Building wealth in a low-interest-rate world

Building wealth in a low-interest-rate world

Driving around the area where I live, I've been struck by how many condominium projects there are — too many, it seems to me. It is hard to understand why people want to take the risk of building them when so many exist already. I wonder who will rent or buy them. Or do project developers know something I don't?

The economy expanded by only 0.7% last year. Amid slow growth, more than 44,000 new condominium units were launched in Bangkok and almost 64,000 upcountry — not much different from 2013 despite the political instability in the first half of the year.

I believe housing is one of the most meaningful economic indicators. After all, it is the most important investment for Thai households, accounting for more than two-thirds of household assets. It also plays a dual role as both a consumption and an investment good. Buying a house is the first sign that consumers are confident, and building more housing units is an indicator that entrepreneurs are preparing for an economic upswing.

The booming housing market, however, is causing some concerns about a housing bubble.

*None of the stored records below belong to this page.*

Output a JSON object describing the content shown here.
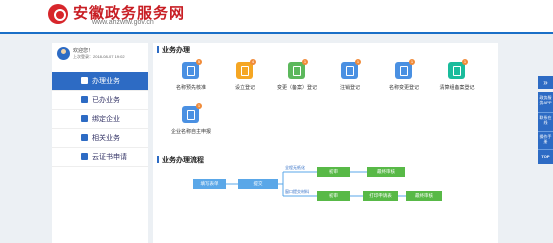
{
  "brand": {
    "title": "安徽政务服务网",
    "subtitle": "www.ahzwfw.gov.cn"
  },
  "user": {
    "welcome": "欢迎您！",
    "last_login": "上次登录：2018-08-07 19:02"
  },
  "menu": [
    {
      "label": "办理业务",
      "icon": "briefcase-icon",
      "active": true
    },
    {
      "label": "已办业务",
      "icon": "document-icon",
      "active": false
    },
    {
      "label": "绑定企业",
      "icon": "building-icon",
      "active": false
    },
    {
      "label": "相关业务",
      "icon": "list-icon",
      "active": false
    },
    {
      "label": "云证书申请",
      "icon": "certificate-icon",
      "active": false
    }
  ],
  "business": {
    "title": "业务办理",
    "items": [
      {
        "label": "名称预先核准",
        "badge": "5",
        "color": "#4a90e2",
        "icon": "edit-icon"
      },
      {
        "label": "设立登记",
        "badge": "4",
        "color": "#f5a623",
        "icon": "file-icon"
      },
      {
        "label": "变更（备案）登记",
        "badge": "1",
        "color": "#5cb85c",
        "icon": "edit-file-icon"
      },
      {
        "label": "注销登记",
        "badge": "1",
        "color": "#4a90e2",
        "icon": "cancel-file-icon"
      },
      {
        "label": "名称变更登记",
        "badge": "1",
        "color": "#4a90e2",
        "icon": "rename-icon"
      },
      {
        "label": "清算组备案登记",
        "badge": "1",
        "color": "#1abc9c",
        "icon": "register-icon"
      },
      {
        "label": "企业名称自主申报",
        "badge": "1",
        "color": "#4a90e2",
        "icon": "building-icon"
      }
    ]
  },
  "flow": {
    "title": "业务办理流程",
    "fill_form": "填写表单",
    "submit": "提交",
    "branch_top": "全程无纸化",
    "branch_bottom": "窗口提交材料",
    "review1": "初审",
    "final1": "最终审核",
    "review2": "初审",
    "print": "打印申请表",
    "final2": "最终审核"
  },
  "right_tools": {
    "expand": "»",
    "qr": "政务服务APP",
    "online": "联系在线",
    "manual": "操作手册",
    "top": "TOP"
  }
}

In recent years, we have witnessed massive monetary stimulus by the central banks of developed countries. The global economy has had more than US$7 trillion in liquidity injected into the financial system — $3.7 trillion in the US through quantitative easing (QE), $1.3 trillion in the euro zone, $1.7 trillion in Japan and $600 billion in Britain — driving down interest rates to an unprecedented low level.

However, many economists believe large-scale stimulus by these central banks has failed so far to generate economic growth, stop global deflation or generate jobs. Instead, it seems to have fuelled prices of financial assets including stocks and real estate, boosting capital gains and financial speculation.

Observers now worry that current easy monetary conditions will stir up housing markets, paving the way for another painful financial crisis. Central banks are torn between the desire to stimulate economic activity and fear of creating another housing bubble.

Despite all the worries, the QE programme, by keeping interest rates low and even negative, has affirmed the attractiveness of real estate as a higher-yielding asset class.

In Thailand, low interest rates have provided an environment for starting new real estate projects. Government infrastructure development plans, especially the mass-transit system in Greater Bangkok, have also added to the optimism. And now that the Asean Economic Community (AEC) is about to be formed, developers have become even more confident that demand will rise.

With its low cost of living, many holiday destinations, a skilled workforce and strategic position in the region, Thailand should continue to attract business and investor interest in good-quality properties as well as good-quality tenants. What looks like an oversupply of real estate today will therefore likely be met by demand once the effect of the AEC becomes clear.

I think 2015 is shaping up as a year of divergence for investors — those who want only to preserve capital, fear a bubble and subsequently accept low returns; and those who are looking for higher returns and willing to take more investment risks.

In a low-interest-rate world, investing in real estate could be a good option for those seeking higher returns. Condominium prices increased as much as 14% on average last year amid a very weak macroeconomic outlook. This is just a little less than the 15% return from investing in the stock market. Prices of real estate also tend to experience less erratic movements compared with stocks.

Many invest in real estate not only due to the high return but also because it is real. Buying this type of asset means you are purchasing a tangible, physical property, not just a claim to a piece of a company as with a stock investment. In other words, you have complete control over what to do with your investment, while a stockholder does not.

Given the many uncertainties in global financial markets, there may be no need to look farther away from home. Buying real estate is like investing in the future. Over the long term, I think real estate could be one of the most valuable and comforting types of investment. It could be something that builds your wealth and allows you sleep well at night at the same time.